Warps in emulation and device mode

Hi,

I’ve been trying to port an algorithm to the GPU. Whilst debugging I get unexpected results. I have read somewhere that in emulation mode the warp size is set to 1. Now I still get unexpected results when running this simple kernel.

[codebox]testKernel<<<1, dim3(32, 1)>>>();

global void testKernel()

{

int tid = threadIdx.x + threadIdx.y * blockDim.x;

printf("THREAD %i REPORTING START\n", tid);

for (int i = 0; i < 5; ++i) {

    printf("THREAD %i WORKING ON NUMBER %i\n", tid, i);

}

}[/codebox]

As output I get:

Is this normal for emulation mode? I am not sure if the emulation mode really instantiates threads or that it just runs the code in parallel. In case of the latter it makes sense.

However, can I assume that if the code is run on the device the output would be as indicated below (assuming output would be possible like that)?? This change in warp size makes debugging quite hard.

Cheers,

Frank

It is completely normal, the CPU runs each thread a chunk of time before changing, try to execute this

[codebox]

global void testKernel()

{

int tid = threadIdx.x + threadIdx.y * blockDim.x;

printf("THREAD %i REPORTING START\n", tid);

__syncthreads();

for (int i = 0; i < 5; ++i) {

    printf("THREAD %i WORKING ON NUMBER %i\n", tid, i);

}

}[/codebox]

the syncthreads call will force the CPU to change the current thread.

This does indeed give the desired output in Emulation mode. However, am I right when I say the __syncthreads() function call should not be necessary in device mode? Since I only have 32 threads (warp size) they should all be executing the same instruction.

In my actual algorithm I can’t use the __syncthreads() function because I have some for/if/while statements. My block dimension is 32 by 6. There is an for-loop in my kernel which looks something like this:

[codebox]for (int i = 0; i < sharedmem[threadIdx.y]; ++i) {

// do stuff

}[/codebox]

Using __syncthreads inside the for loop will crash the application because there are different values in the sharedmem array. Now, since the warp size is 32 and my block dimension is 32 by 6 this implementation should not affect the performance, right?
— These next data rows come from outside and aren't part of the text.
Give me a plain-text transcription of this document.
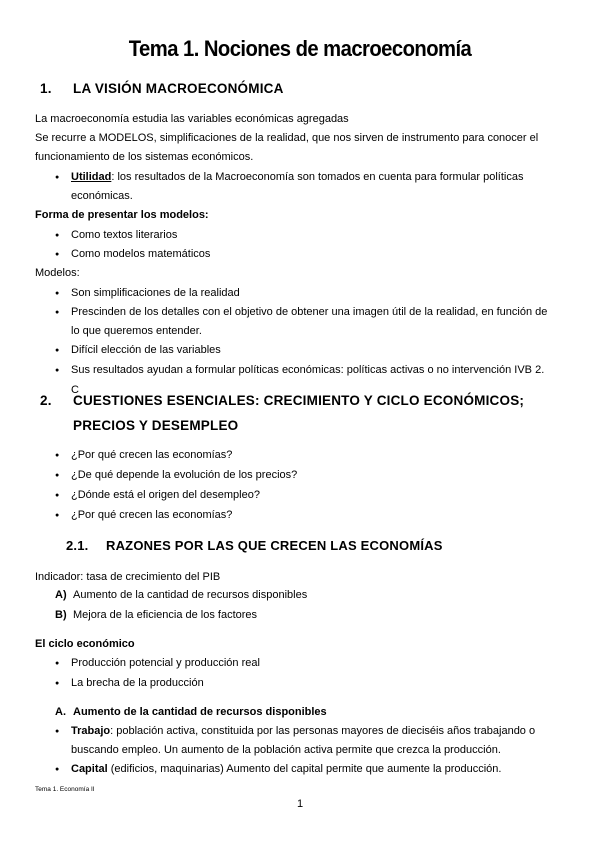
Tema 1. Nociones de macroeconomía
1. LA VISIÓN MACROECONÓMICA
La macroeconomía estudia las variables económicas agregadas
Se recurre a MODELOS, simplificaciones de la realidad, que nos sirven de instrumento para conocer el
funcionamiento de los sistemas económicos.
● Utilidad: los resultados de la Macroeconomía son tomados en cuenta para formular políticas
económicas.
Forma de presentar los modelos:
● Como textos literarios
● Como modelos matemáticos
Modelos:
● Son simplificaciones de la realidad
● Prescinden de los detalles con el objetivo de obtener una imagen útil de la realidad, en función de
lo que queremos entender.
● Difícil elección de las variables
● Sus resultados ayudan a formular políticas económicas: políticas activas o no intervención IVB 2. C
2. CUESTIONES ESENCIALES: CRECIMIENTO Y CICLO ECONÓMICOS;
PRECIOS Y DESEMPLEO
● ¿Por qué crecen las economías?
● ¿De qué depende la evolución de los precios?
● ¿Dónde está el origen del desempleo?
● ¿Por qué crecen las economías?
2.1. RAZONES POR LAS QUE CRECEN LAS ECONOMÍAS
Indicador: tasa de crecimiento del PIB
A) Aumento de la cantidad de recursos disponibles
B) Mejora de la eficiencia de los factores
El ciclo económico
● Producción potencial y producción real
● La brecha de la producción
A. Aumento de la cantidad de recursos disponibles
● Trabajo: población activa, constituida por las personas mayores de dieciséis años trabajando o
buscando empleo. Un aumento de la población activa permite que crezca la producción.
● Capital (edificios, maquinarias) Aumento del capital permite que aumente la producción.
Tema 1. Economía II
1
Since I’m using threadIdx.y each warp will have the same value for the for-loop.

Please correct me if I’m wrong as my whole kernel implementation is relying on this =)

On the device it will be the same as you say and you were right at the first post.
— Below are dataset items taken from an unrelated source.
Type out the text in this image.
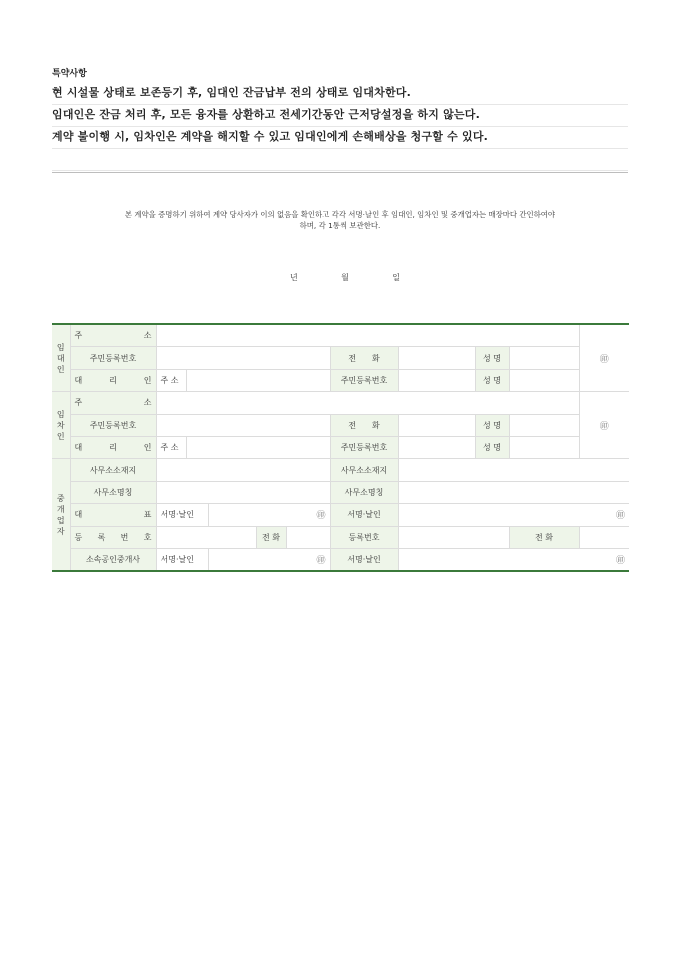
특약사항
현 시설물 상태로 보존등기 후, 임대인 잔금납부 전의 상태로 임대차한다.
임대인은 잔금 처리 후, 모든 융자를 상환하고 전세기간동안 근저당설정을 하지 않는다.
계약 불이행 시, 임차인은 계약을 해지할 수 있고 임대인에게 손해배상을 청구할 수 있다.
본 계약을 증명하기 위하여 계약 당사자가 이의 없음을 확인하고 각각 서명·날인 후 임대인, 임차인 및 중개업자는 매장마다 간인하여야
하며, 각 1통씩 보관한다.
년	월	일
임
대
인	주　　소										㊞
	주민등록번호						전　　화		성 명		
	대 리 인	주 소					주민등록번호		성 명		

임
차
인	주　　소										㊞
	주민등록번호						전　　화		성 명		
	대 리 인	주 소					주민등록번호		성 명		

중
개
업
자	사무소소재지						사무소소재지				
	사무소명칭						사무소명칭				
	대　　표	서명·날인		㊞			서명·날인	㊞			
	등 록 번 호				전 화		등록번호			전 화	
	소속공인중개사	서명·날인		㊞			서명·날인	㊞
In the device emulation mode you need to use syncthreads to avoid critical races sometimes due to the way that the cpu executes the threads (a bunch of instructions sequentially executed, changing threads time to time), on the gpu they are not necessary unless you are doing specific things such as memory access etc.
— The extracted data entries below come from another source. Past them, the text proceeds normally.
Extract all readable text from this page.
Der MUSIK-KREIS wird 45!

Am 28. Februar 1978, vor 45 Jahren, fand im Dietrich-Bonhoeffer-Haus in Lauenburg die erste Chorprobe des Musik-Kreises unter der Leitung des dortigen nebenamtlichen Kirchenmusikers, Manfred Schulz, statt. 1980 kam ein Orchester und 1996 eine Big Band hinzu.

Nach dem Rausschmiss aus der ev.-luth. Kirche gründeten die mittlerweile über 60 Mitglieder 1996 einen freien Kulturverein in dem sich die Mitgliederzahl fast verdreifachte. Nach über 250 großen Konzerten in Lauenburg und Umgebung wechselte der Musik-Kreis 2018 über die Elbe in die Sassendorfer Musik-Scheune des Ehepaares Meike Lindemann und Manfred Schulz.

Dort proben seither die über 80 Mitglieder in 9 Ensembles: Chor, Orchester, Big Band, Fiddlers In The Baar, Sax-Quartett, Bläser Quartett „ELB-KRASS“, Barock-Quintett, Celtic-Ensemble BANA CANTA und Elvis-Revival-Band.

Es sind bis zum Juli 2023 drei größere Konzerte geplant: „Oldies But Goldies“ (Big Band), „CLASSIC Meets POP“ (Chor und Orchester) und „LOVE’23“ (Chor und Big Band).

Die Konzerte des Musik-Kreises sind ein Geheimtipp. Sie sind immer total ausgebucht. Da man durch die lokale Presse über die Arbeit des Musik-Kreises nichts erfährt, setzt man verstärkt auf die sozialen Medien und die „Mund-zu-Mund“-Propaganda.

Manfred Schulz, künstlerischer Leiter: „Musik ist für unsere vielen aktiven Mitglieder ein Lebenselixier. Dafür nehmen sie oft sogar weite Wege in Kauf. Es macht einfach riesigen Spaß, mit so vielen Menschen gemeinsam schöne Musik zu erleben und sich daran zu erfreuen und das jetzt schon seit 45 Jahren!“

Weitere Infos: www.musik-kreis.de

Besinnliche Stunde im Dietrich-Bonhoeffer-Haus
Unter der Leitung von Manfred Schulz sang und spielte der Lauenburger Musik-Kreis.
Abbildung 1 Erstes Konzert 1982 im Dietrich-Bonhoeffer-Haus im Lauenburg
Supose that the thread code have 10 intructions,

the CPU flow will be

Thread 1 Ins 1
Thread 1 Ins 2
Thread 1 Ins 3
Thread 1 Ins 4
Thread 1 Ins 5
Thread 1 Ins 6
----Change of thread
Thread 2 Ins 1
Thread 2 Ins 2
Thread 2 Ins 3
Thread 2 Ins 4
Thread 2 Ins 5
----Change of thread

Is not very accurate but i hope it will give you an approximate idea.
Hope I could help you.

Regards.